Projeções de bancos e de especialistas
apontam que esse percentual deve cair, situando-se, em dezembro deste ano, em
13,7%, como prevê, por exemplo, a consultoria IDados. Há bancos que estimam
recuo ainda maior do desemprego no fim do ano.
Mesmo assim o mercado - entre contratações
e desligamentos - vai continuar pressionado pelo grande número de pessoas que
deve retornar à força de trabalho. Importante lembrar que o conceito de
desocupação considera as pessoas sem trabalho que, no período da pesquisa do
IBGE, tomaram alguma providência para consegui-lo. Não entram na conta do
desemprego, portanto, as pessoas que não estão procurando ocupação.

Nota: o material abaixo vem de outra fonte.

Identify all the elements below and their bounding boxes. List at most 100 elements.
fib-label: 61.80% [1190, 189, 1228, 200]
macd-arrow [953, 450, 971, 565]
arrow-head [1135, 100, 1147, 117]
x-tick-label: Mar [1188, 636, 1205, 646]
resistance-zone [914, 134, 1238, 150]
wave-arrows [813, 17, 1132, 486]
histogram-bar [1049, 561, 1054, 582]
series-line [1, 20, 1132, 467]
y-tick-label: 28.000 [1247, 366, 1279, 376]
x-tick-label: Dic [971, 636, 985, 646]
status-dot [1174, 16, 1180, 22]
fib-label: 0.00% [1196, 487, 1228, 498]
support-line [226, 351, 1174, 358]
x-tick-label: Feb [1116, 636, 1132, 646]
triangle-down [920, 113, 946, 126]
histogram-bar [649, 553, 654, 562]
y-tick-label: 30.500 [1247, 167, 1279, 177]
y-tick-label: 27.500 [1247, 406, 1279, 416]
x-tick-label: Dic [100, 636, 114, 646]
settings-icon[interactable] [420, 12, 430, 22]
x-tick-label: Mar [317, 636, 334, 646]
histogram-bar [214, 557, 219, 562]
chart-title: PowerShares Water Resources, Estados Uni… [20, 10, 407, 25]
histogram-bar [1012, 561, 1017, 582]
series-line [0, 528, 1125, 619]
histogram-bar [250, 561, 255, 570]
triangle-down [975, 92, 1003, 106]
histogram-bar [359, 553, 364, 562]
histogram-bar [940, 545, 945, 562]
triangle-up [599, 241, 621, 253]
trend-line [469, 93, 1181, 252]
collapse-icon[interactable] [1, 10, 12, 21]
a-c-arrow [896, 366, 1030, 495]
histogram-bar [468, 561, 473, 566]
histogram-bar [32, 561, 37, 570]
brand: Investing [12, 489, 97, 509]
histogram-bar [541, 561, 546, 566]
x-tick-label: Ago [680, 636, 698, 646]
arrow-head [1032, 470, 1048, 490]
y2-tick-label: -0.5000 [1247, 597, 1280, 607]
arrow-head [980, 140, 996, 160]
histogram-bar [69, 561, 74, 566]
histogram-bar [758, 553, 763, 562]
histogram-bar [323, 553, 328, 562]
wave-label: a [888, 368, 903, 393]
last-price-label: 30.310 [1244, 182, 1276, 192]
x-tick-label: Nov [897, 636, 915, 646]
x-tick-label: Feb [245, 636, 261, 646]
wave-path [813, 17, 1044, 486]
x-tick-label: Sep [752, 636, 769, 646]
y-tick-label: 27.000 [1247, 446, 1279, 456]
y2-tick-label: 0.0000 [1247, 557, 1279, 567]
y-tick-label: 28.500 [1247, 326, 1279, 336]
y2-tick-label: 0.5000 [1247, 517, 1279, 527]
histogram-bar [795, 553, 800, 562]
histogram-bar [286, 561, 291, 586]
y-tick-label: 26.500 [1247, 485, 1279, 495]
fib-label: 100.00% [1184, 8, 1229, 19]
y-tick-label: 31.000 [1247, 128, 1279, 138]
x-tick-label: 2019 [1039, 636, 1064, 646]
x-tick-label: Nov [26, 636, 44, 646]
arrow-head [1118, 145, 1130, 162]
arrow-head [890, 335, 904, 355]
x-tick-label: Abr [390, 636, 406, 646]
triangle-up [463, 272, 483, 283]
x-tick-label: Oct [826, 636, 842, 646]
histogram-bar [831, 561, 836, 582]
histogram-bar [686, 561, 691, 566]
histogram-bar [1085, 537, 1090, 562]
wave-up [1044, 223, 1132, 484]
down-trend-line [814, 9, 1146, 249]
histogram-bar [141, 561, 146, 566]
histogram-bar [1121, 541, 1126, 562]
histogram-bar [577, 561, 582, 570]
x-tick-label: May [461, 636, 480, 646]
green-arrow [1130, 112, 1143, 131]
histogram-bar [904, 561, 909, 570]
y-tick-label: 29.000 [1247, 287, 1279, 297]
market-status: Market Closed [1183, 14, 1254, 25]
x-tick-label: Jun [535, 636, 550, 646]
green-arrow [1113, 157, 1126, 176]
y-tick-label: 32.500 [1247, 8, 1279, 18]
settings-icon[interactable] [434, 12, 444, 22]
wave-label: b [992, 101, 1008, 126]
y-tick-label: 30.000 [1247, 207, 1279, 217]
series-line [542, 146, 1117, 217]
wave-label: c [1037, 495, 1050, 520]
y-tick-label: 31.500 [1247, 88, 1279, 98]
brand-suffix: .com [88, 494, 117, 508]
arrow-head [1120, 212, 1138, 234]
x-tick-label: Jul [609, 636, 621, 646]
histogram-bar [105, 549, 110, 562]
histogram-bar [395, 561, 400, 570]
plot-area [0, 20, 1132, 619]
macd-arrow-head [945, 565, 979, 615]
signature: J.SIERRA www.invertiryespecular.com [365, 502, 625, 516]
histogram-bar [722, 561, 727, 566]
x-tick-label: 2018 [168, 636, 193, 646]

Dados do IBGE mostram que o Brasil tem
177,1 milhões de pessoas em idade de trabalhar. São indivíduos com 14 anos ou
mais. Entre aqueles que estão dentro da força de trabalho, 85,9 milhões
correspondiam, em abril, a pessoas ocupadas (empregados, empregadores e
funcionários públicos), número estável em relação ao trimestre móvel anterior.
E havia ainda 14,8 milhões de desocupados, alta de 3,4% em relação ao trimestre
anterior (489 mil pessoas a mais).
Existe a expectativa de que o avanço da
vacinação contra a covid-19 faça com que pessoas que deixaram de buscar emprego
por medo da pandemia voltem a fazê-lo. Mas há outros problemas. Um deles é o
grande número de pessoas que têm ocupação, mas enfrentam jornada de trabalho
reduzida, que o IBGE considera como subocupados. É o desperdício da mão de
obra.
A taxa de subutilização da força de
trabalho, no trimestre encerrado em abril, era de 29,7%. De fevereiro a abril,
havia 33,3 milhões de pessoas subutilizadas, segundo o IBGE. Esse contingente
inclui desempregados, pessoas que trabalham menos horas do que precisariam e os
trabalhadores que não buscam emprego, mas gostariam de trabalhar. O indicador é
um bom termômetro do mercado de trabalho, por englobar a subocupação e a
desistência da procura por trabalho. O conjunto dos dados denota os enormes
desafios para recuperar o mercado de trabalho no país.